Purbaya menyebutkan pihaknya akan melihat terlebih dahulu kondisi ekonomi hingga akhir tahun ini. Untuk saat ini, Purbaya masih belum dapat memperkirakan kinerja ekonomi Indonesia hingga akhir Desember 2025.
“Nanti akan kita lihat, bisa tidak kita turunkan PPN. Itu untuk mendorong daya beli masyarakat nanti ke depan.

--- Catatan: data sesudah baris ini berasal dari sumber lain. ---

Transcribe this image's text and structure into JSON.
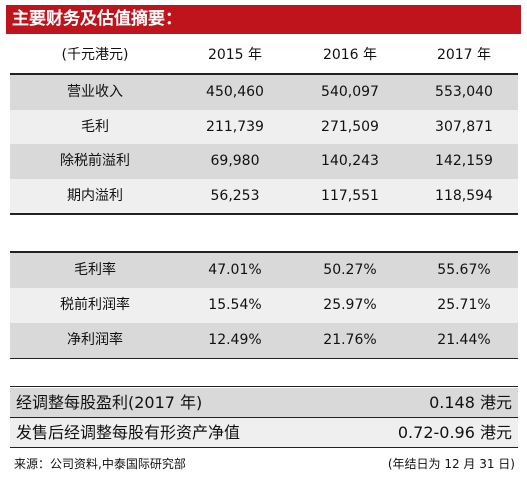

Tapi kita pelajari dulu hati-hati,” kata Purbaya dalam konferensi pers APBN Kita Oktober 2025 di kantor Kemenkeu, Jakarta, Selasa (14/10/2025).
Selain itu, Purbaya mengatakan 1 tahun pemerintahan sudah mulai memperlihatkan perbaikan dari sisi konsumsi masyarakat per September 2025. Berdasarkan data Bank Indonesia, proporsi pengeluaran masyarakat untuk konsumsi meningkat sebesar 75,1% secara tahunan (yoy), atau naik sekitar 1% dari bulan sebelumnya sebesar 74,8%.
“Sekarang kita mulai inject ke sistem uangnya. September, Oktober, November, Desember, itu ada dampak dari kebijakan tadi. Kalau kita lihat seharusnya ada,” ujar Purbaya.
Dengan stimulus yang diberikan pemerintah, Purbaya optimistis pertumbuhan ekonomi Indonesia akan berada di angka 5,5%. Beberapa upaya akan dilakukan oleh pemerintah untuk mengejar pertumbuhan tersebut. Salah satunya melalui pemberian stimulus ekonomi.
“Kalau stimulus tambahan yang akan diumumkan nanti itu bisa 5,6-5,7% atau lebih sedikit di triwulan ke-4. Harusnya arah ekonomi akan lebih bagus. Kalau itu terjadi, momentum pertumbuhan itu akan kita jaga terus tahun depan. Jadi kita sudah bergerak ke arah yang lebih bagus,” ujar Purbaya.